Let's take a point $a = (a_1, a_2, a_3, a_4)\in \Bbb A^4_k$ on the variety. This means that the relations above hold for the coordinates of $a$. We want to show that there are $u, v$ such that $a = f(u, v)$. If $a$ is the origin, then $u = v = 0$ works. For the following, assume that $a$ is not the origin.
If we write up the matrix $$ M = \begin{pmatrix}a_1&a_2&a_3\\a_2&a_3&a_4\end{pmatrix} $$ then we see that this matrix has rank $1$: it cannot have rank $0$ since we assumed that $a$ had components that were non-zero, and the relations show exactly that every $2\times 2$ minor vanishes, so the rank cannot be $2$.

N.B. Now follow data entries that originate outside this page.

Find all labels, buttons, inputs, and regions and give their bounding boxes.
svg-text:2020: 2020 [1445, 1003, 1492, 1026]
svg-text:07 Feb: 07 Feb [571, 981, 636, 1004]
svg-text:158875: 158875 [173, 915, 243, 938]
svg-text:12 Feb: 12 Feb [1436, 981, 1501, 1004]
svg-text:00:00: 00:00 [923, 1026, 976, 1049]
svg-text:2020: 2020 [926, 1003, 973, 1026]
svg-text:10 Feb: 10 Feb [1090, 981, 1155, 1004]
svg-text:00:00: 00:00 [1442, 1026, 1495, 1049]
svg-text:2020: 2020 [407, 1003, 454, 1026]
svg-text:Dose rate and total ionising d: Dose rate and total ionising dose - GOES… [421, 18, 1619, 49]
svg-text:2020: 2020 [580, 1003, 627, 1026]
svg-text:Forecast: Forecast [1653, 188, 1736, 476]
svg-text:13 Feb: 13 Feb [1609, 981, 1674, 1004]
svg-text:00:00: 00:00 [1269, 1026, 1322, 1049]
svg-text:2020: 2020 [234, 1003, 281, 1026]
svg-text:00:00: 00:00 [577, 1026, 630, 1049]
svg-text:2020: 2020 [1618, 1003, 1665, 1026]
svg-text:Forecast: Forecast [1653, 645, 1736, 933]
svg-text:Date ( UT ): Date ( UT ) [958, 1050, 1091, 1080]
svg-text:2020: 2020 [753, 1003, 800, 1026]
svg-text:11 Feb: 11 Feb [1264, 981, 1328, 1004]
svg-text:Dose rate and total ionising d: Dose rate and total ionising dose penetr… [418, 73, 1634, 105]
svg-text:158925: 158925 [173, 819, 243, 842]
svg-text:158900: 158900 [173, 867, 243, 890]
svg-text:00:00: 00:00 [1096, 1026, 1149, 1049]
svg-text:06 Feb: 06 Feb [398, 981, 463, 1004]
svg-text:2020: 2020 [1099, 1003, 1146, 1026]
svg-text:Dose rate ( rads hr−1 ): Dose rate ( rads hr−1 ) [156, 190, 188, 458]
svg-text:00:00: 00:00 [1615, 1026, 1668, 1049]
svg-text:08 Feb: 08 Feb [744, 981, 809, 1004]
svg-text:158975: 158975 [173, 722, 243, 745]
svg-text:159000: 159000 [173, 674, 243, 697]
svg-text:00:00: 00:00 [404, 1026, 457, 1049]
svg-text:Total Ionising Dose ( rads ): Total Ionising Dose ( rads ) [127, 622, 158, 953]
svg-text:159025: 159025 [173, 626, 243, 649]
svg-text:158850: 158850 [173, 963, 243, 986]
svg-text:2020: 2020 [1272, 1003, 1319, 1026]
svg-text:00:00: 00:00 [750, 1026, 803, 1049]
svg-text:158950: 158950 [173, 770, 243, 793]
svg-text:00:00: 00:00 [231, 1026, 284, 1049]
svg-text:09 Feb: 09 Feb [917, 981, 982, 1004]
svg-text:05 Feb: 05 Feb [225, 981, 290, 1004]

(Note that this matrix is tailored to the given relations. This is not a "magic matrix" that solves all such problems, and there are certainly problems that cannot be solved using this approach. However, whenever you have several second-degree relations, I would suggest looking for a matrix which happens to have minors that coincide with the relations.)

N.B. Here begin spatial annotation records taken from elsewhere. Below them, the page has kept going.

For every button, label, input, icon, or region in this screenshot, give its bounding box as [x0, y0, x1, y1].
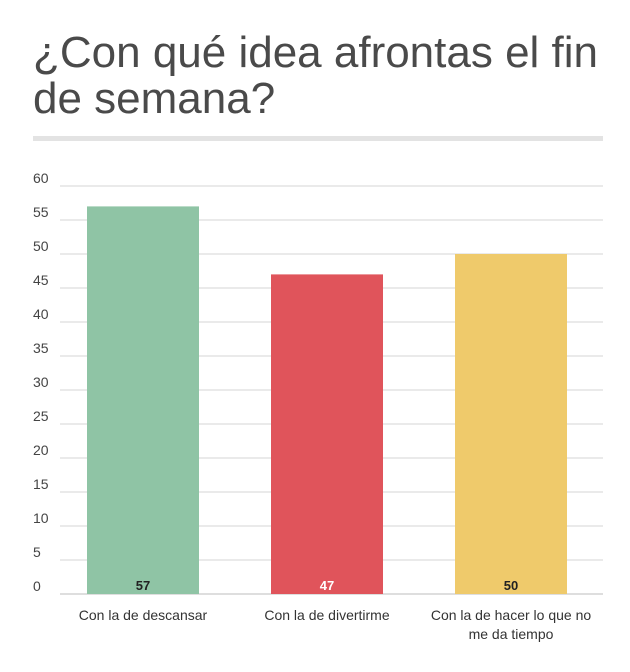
title-divider	[33, 136, 603, 141]
data-label-3: 50	[504, 578, 518, 593]
chart-title: ¿Con qué idea afrontas el fin de semana?	[33, 28, 599, 123]
category-label-3-line-1: Con la de hacer lo que no	[431, 607, 592, 623]
y-tick-label-5: 5	[33, 544, 41, 560]
y-tick-label-40: 40	[33, 306, 49, 322]
y-tick-label-20: 20	[33, 442, 49, 458]
y-tick-label-35: 35	[33, 340, 49, 356]
data-label-1: 57	[136, 578, 150, 593]
y-tick-label-10: 10	[33, 510, 49, 526]
y-tick-label-30: 30	[33, 374, 49, 390]
data-labels: 57 47 50	[136, 578, 518, 593]
y-tick-label-55: 55	[33, 204, 49, 220]
bar-1	[87, 206, 199, 594]
category-label-3-line-2: me da tiempo	[469, 626, 554, 642]
y-tick-label-15: 15	[33, 476, 49, 492]
y-axis-ticks: 0 5 10 15 20 25 30 35 40 45 50 55 60	[33, 170, 49, 594]
data-label-2: 47	[320, 578, 334, 593]
bar-3	[455, 254, 567, 594]
y-tick-label-50: 50	[33, 238, 49, 254]
bars	[87, 206, 567, 594]
category-label-2: Con la de divertirme	[264, 607, 389, 623]
x-axis-categories: Con la de descansar Con la de divertirme C…	[79, 607, 592, 642]
y-tick-label-25: 25	[33, 408, 49, 424]
category-label-1: Con la de descansar	[79, 607, 208, 623]
bar-2	[271, 274, 383, 594]
y-tick-label-60: 60	[33, 170, 49, 186]
y-tick-label-45: 45	[33, 272, 49, 288]
y-tick-label-0: 0	[33, 578, 41, 594]
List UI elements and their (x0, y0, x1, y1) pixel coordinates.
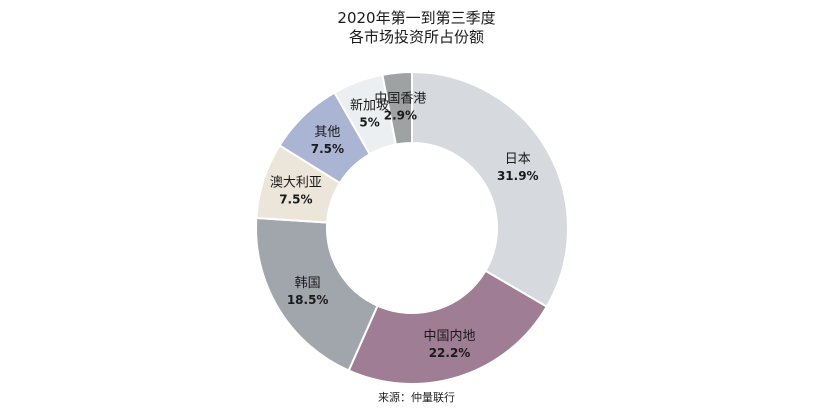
slice-label-name-2: 韩国 (295, 276, 321, 291)
slice-label-value-1: 22.2% (429, 346, 471, 360)
donut-slices (255, 70, 569, 385)
slice-label-value-6: 2.9% (384, 109, 417, 123)
donut-slice-6 (381, 70, 413, 146)
donut-labels: 日本 31.9% 中国内地 22.2% 韩国 18.5% 澳大利亚 7.5% 其他 7.5% 新加坡… (270, 92, 539, 361)
slice-label-value-4: 7.5% (311, 142, 344, 156)
chart-title: 2020年第一到第三季度 (337, 9, 496, 27)
slice-label-name-5: 新加坡 (350, 98, 389, 114)
slice-label-value-3: 7.5% (279, 193, 312, 207)
slice-label-name-3: 澳大利亚 (270, 175, 322, 191)
chart-subtitle: 各市场投资所占份额 (348, 28, 484, 46)
slice-label-name-4: 其他 (314, 125, 340, 140)
slice-label-name-0: 日本 (505, 152, 531, 167)
donut-slice-0 (411, 70, 569, 308)
slice-label-name-1: 中国内地 (424, 328, 476, 344)
slice-label-name-6: 中国香港 (374, 92, 426, 107)
slice-label-value-5: 5% (359, 116, 379, 130)
slice-label-value-0: 31.9% (497, 169, 539, 183)
donut-slice-1 (347, 269, 549, 385)
donut-slice-2 (255, 216, 379, 372)
slice-label-value-2: 18.5% (287, 293, 329, 307)
chart-source: 来源：仲量联行 (378, 391, 455, 404)
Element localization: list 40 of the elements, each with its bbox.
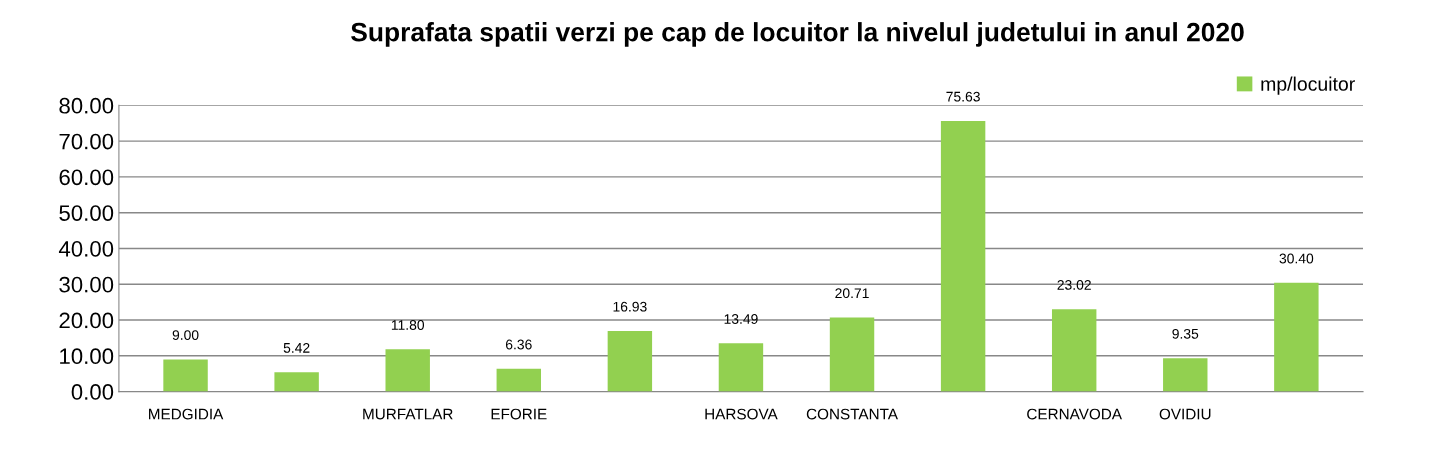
y-tick-label: 0.00 [71,384,114,400]
legend-label: mp/locuitor [1261,76,1355,95]
data-label: 23.02 [1057,279,1091,290]
data-label: 9.00 [172,330,199,340]
bar [1274,282,1319,392]
bar [496,368,542,392]
data-label: 13.49 [724,314,758,324]
y-tick-label: 40.00 [58,241,114,257]
x-tick-label: EFORIE [491,408,547,420]
bar [829,317,875,392]
bar [1051,309,1097,392]
y-tick-label: 60.00 [59,169,114,186]
x-tick-label: MURFATLAR [363,408,453,420]
data-label: 16.93 [613,301,647,312]
bar [607,331,653,392]
data-label: 5.42 [283,342,310,353]
bar [385,349,430,392]
chart-title: Suprafata spatii verzi pe cap de locuitor la nivelul judetului in anul 2020 [351,22,1244,47]
data-label: 11.80 [391,320,425,330]
bar [163,359,208,392]
bar [940,120,986,392]
x-tick-label: CONSTANTA [806,408,898,420]
y-tick-label: 10.00 [60,348,114,365]
y-tick-label: 80.00 [59,97,114,114]
x-tick-label: CERNAVODA [1027,408,1122,420]
x-tick-label: HARSOVA [705,408,778,420]
y-tick-label: 20.00 [59,312,114,329]
data-label: 75.63 [946,91,980,102]
y-tick-label: 50.00 [59,205,114,221]
x-tick-label: OVIDIU [1159,408,1211,420]
data-label: 20.71 [835,288,869,299]
data-label: 6.36 [505,339,532,350]
bar [274,372,319,392]
bar [718,343,764,392]
y-tick-label: 30.00 [59,276,114,293]
data-label: 9.35 [1172,328,1199,339]
y-tick-label: 70.00 [59,133,114,150]
data-label: 30.40 [1279,253,1314,264]
bar [1163,358,1208,392]
x-tick-label: MEDGIDIA [149,408,224,420]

From linear algebra, this tells us that there are two non-zero vectors $b = (b_1, b_2)\in k^2$ and $c = (c_1, c_2, c_3)\in k^3$ such that $M = b^Tc$, in other words $$ M = \begin{pmatrix}b_1c_1&b_1c_2&b_1c_3\\b_2c_1&b_2c_2&b_2c_3\end{pmatrix} $$If either $b_1$ or $b_2$ is zero, then that means that an entire row of $M$ is zero, which means that $a$ has only one of $a_1$ or $a_4$ as non-zero component. In either case let $u$ or $v$ be a cube root of the respective $a_i$, and we're done.
From now on, assume that neither $b_1$ nor $b_2$ is zero. The rest of the proof consists of showing that we may take $b = (u, v)$ and $c = (u^2, uv, v^2)$.

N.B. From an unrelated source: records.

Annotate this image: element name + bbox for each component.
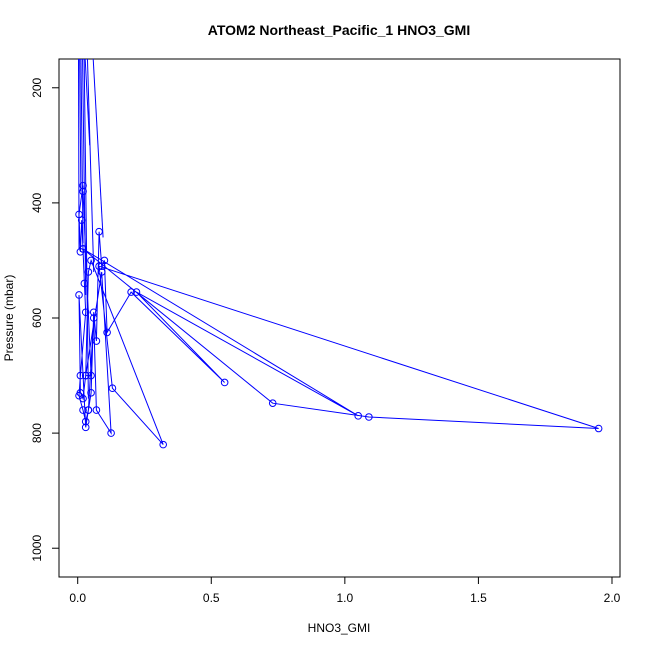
data-point — [159, 440, 167, 449]
plot-frame — [58, 58, 621, 578]
data-point — [80, 279, 89, 288]
series-line-offscale — [84, 59, 91, 146]
data-series — [75, 59, 603, 449]
data-point — [81, 371, 90, 380]
y-axis: 200 400 600 800 1000 — [30, 77, 60, 562]
data-point — [76, 371, 85, 380]
data-point — [84, 406, 93, 414]
data-point — [354, 412, 363, 420]
data-point — [76, 389, 85, 397]
data-point — [79, 187, 87, 196]
data-point — [365, 413, 373, 421]
y-tick-label: 200 — [30, 77, 44, 97]
series-line-offscale — [92, 59, 104, 238]
x-axis: 0.0 0.5 1.0 1.5 2.0 — [69, 576, 621, 605]
data-point — [81, 417, 90, 426]
data-point — [87, 389, 95, 397]
series-line — [78, 185, 599, 445]
data-point — [108, 384, 117, 393]
x-tick-label: 0.5 — [203, 591, 220, 605]
y-axis-label: Pressure (mbar) — [2, 275, 16, 362]
data-point — [268, 399, 277, 407]
y-tick-label: 600 — [30, 308, 44, 328]
x-tick-label: 0.0 — [69, 591, 86, 605]
data-point — [132, 288, 141, 296]
series-line-offscale — [80, 59, 84, 244]
series-line-offscale — [83, 59, 89, 399]
data-point — [87, 256, 95, 265]
data-point — [127, 288, 135, 296]
data-point — [97, 268, 106, 276]
x-tick-label: 1.5 — [470, 591, 487, 605]
x-axis-label: HNO3_GMI — [308, 621, 371, 635]
chart-title: ATOM2 Northeast_Pacific_1 HNO3_GMI — [208, 22, 470, 38]
series-line-offscale — [79, 59, 82, 192]
data-point — [81, 423, 90, 432]
data-point — [92, 337, 101, 345]
data-point — [79, 406, 87, 414]
data-point — [220, 378, 229, 387]
y-tick-label: 400 — [30, 193, 44, 213]
data-point — [107, 429, 115, 437]
data-point — [89, 314, 98, 322]
data-point — [103, 328, 111, 337]
series-line-offscale — [78, 59, 80, 249]
data-point — [92, 406, 101, 414]
series-line-offscale — [82, 59, 87, 295]
series-line-offscale — [86, 59, 95, 272]
y-tick-label: 800 — [30, 423, 44, 443]
data-point — [75, 291, 83, 299]
data-point — [81, 308, 90, 317]
x-tick-label: 2.0 — [604, 591, 621, 605]
data-point — [89, 308, 98, 317]
x-tick-label: 1.0 — [336, 591, 353, 605]
y-tick-label: 1000 — [30, 535, 44, 562]
data-point — [594, 424, 603, 433]
data-point — [79, 181, 87, 190]
data-point — [100, 256, 109, 265]
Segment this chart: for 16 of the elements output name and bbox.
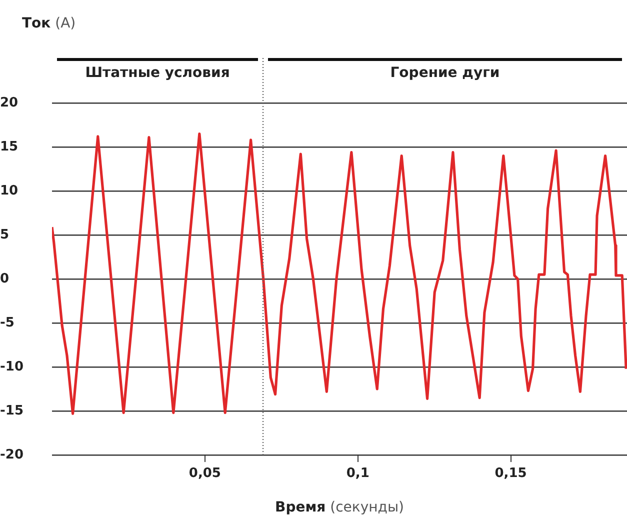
y-tick-label: 20 [0,95,18,110]
text: Штатные условия [57,58,258,81]
y-tick-label: 10 [0,183,18,198]
y-tick-label: 15 [0,139,18,154]
y-tick-label: 0 [0,271,10,286]
text: Горение дуги [268,58,622,81]
x-tick-label: 0,1 [346,466,370,482]
y-axis-title: Ток (А) [22,16,76,32]
x-tick-label: 0,05 [188,466,221,482]
y-tick-label: 5 [0,227,10,242]
y-tick-label: -15 [0,403,24,418]
x-axis-title: Время (секунды) [275,500,404,516]
y-tick-label: -5 [0,315,14,330]
y-tick-label: -10 [0,359,24,374]
x-tick-label: 0,15 [494,466,527,482]
y-tick-label: -20 [0,447,24,462]
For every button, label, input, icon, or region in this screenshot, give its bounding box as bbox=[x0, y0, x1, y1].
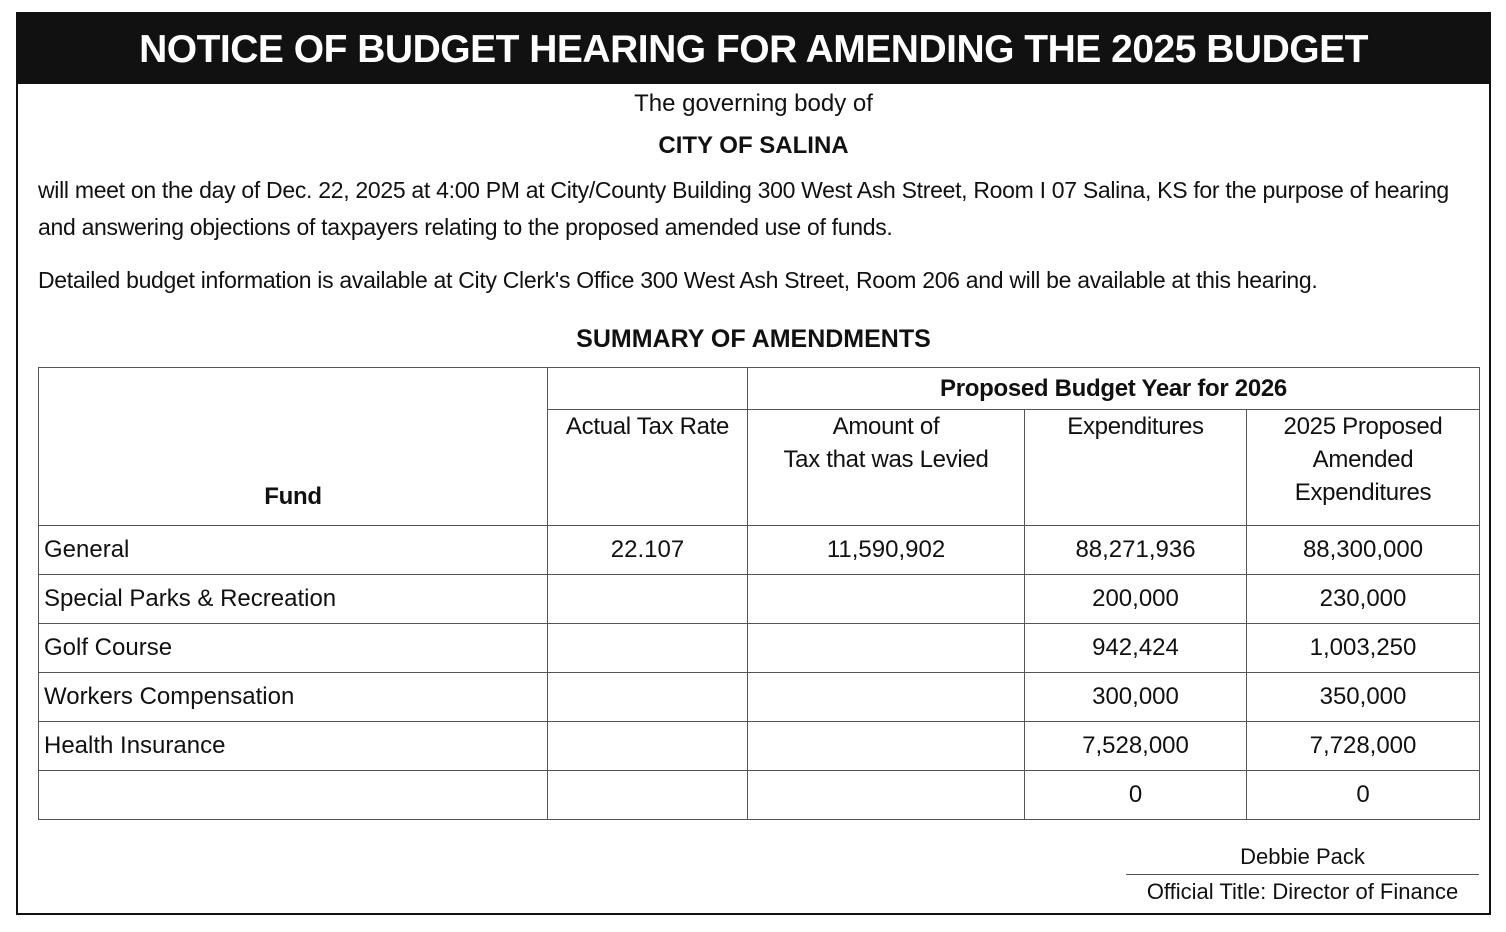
amount-cell: 942,424 bbox=[1024, 623, 1247, 673]
entity-name: CITY OF SALINA bbox=[658, 132, 849, 159]
amount-cell: 88,271,936 bbox=[1024, 525, 1247, 575]
amendments-table: Fund Proposed Budget Year for 2026 Actua… bbox=[38, 367, 1480, 820]
amount-cell: 300,000 bbox=[1024, 672, 1247, 722]
amount-cell bbox=[547, 623, 748, 673]
fund-cell: Golf Course bbox=[38, 623, 548, 673]
intro-line: The governing body of bbox=[634, 90, 873, 117]
amount-cell bbox=[547, 672, 748, 722]
fund-cell bbox=[38, 770, 548, 820]
amount-cell: 0 bbox=[1024, 770, 1247, 820]
signer-name: Debbie Pack bbox=[1240, 844, 1365, 869]
signature: Debbie Pack Official Title: Director of … bbox=[1126, 840, 1479, 909]
amount-cell: 1,003,250 bbox=[1246, 623, 1480, 673]
amount-cell bbox=[747, 574, 1025, 624]
amount-cell bbox=[747, 721, 1025, 771]
paragraph: Detailed budget information is available… bbox=[38, 267, 1318, 293]
amount-cell bbox=[747, 672, 1025, 722]
column-header: Amount of Tax that was Levied bbox=[747, 409, 1025, 526]
fund-cell: Special Parks & Recreation bbox=[38, 574, 548, 624]
amount-cell bbox=[747, 623, 1025, 673]
amount-cell bbox=[547, 574, 748, 624]
amount-cell: 7,728,000 bbox=[1246, 721, 1480, 771]
amount-cell bbox=[547, 721, 748, 771]
fund-cell: Workers Compensation bbox=[38, 672, 548, 722]
column-header-row: Actual Tax Rate Amount of Tax that was Le… bbox=[39, 409, 1480, 526]
amount-cell: 88,300,000 bbox=[1246, 525, 1480, 575]
table-row: Workers Compensation 300,000 350,000 bbox=[38, 672, 1480, 722]
amount-cell: 0 bbox=[1246, 770, 1480, 820]
amount-cell bbox=[747, 770, 1025, 820]
summary-title: SUMMARY OF AMENDMENTS bbox=[576, 325, 931, 353]
fund-cell: Health Insurance bbox=[38, 721, 548, 771]
column-header: Expenditures bbox=[1024, 409, 1247, 526]
column-header: 2025 Proposed Amended Expenditures bbox=[1246, 409, 1480, 526]
amount-cell: 200,000 bbox=[1024, 574, 1247, 624]
amount-cell: 7,528,000 bbox=[1024, 721, 1247, 771]
amount-cell: 350,000 bbox=[1246, 672, 1480, 722]
amount-cell: 230,000 bbox=[1246, 574, 1480, 624]
paragraph: will meet on the day of Dec. 22, 2025 at… bbox=[38, 177, 1449, 240]
signer-title: Official Title: Director of Finance bbox=[1126, 874, 1479, 909]
amount-cell: 22.107 bbox=[547, 525, 748, 575]
table-row: Health Insurance 7,528,000 7,728,000 bbox=[38, 721, 1480, 771]
table-row: Golf Course 942,424 1,003,250 bbox=[38, 623, 1480, 673]
table-body: General 22.107 11,590,902 88,271,936 88,300,… bbox=[38, 525, 1480, 820]
header-cell bbox=[547, 367, 748, 410]
notice-title: NOTICE OF BUDGET HEARING FOR AMENDING TH… bbox=[18, 14, 1489, 84]
column-header: Actual Tax Rate bbox=[547, 409, 748, 526]
amount-cell bbox=[547, 770, 748, 820]
notice: NOTICE OF BUDGET HEARING FOR AMENDING TH… bbox=[16, 12, 1491, 915]
fund-header: Fund bbox=[38, 367, 548, 526]
table-row: Special Parks & Recreation 200,000 230,000 bbox=[38, 574, 1480, 624]
table-row: General 22.107 11,590,902 88,271,936 88,300,… bbox=[38, 525, 1480, 575]
group-header: Proposed Budget Year for 2026 bbox=[747, 367, 1480, 410]
amount-cell: 11,590,902 bbox=[747, 525, 1025, 575]
fund-cell: General bbox=[38, 525, 548, 575]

By comparing the two forms of $M$ above, we see that if one $c_i$ is zero, then all the components of $c$ are zero, and that cannot be the case (again since we assumed that $a$ is not the origin). Therefore $c$ cannot have any zero components.
Since $k$ is a field, we may scale $b$ by any non-zero factor we want, as long as we scale $c$ by the inverse of that factor. The trick is to find the right factor.
$k$ is algebraically closed, so $b_1$ and $c_1$ have cube roots. Pick one for each, and name the chosen cube root of $b_1$ $\beta$, and $\gamma$ for $c_1$. Now scale $b$ by $\frac{\gamma}{\beta^2}$ and $c$ by $\frac{\beta^2}{\gamma}$. $M$ remains unchanged, while the first element of this new $b$ is $\beta\gamma$ and the first element of $c$ is $\beta^2\gamma^2$. We take $\beta\gamma$ as our $u$.
Finally, we know that $b_1c_2 = b_2c_1$ and $b_1c_3 = b_2c_2$ from the two expressions for $M$ above, which means that $c$ truly is of the form $(b_1^2, b_1b_2, b_2^2)$, and we are finished.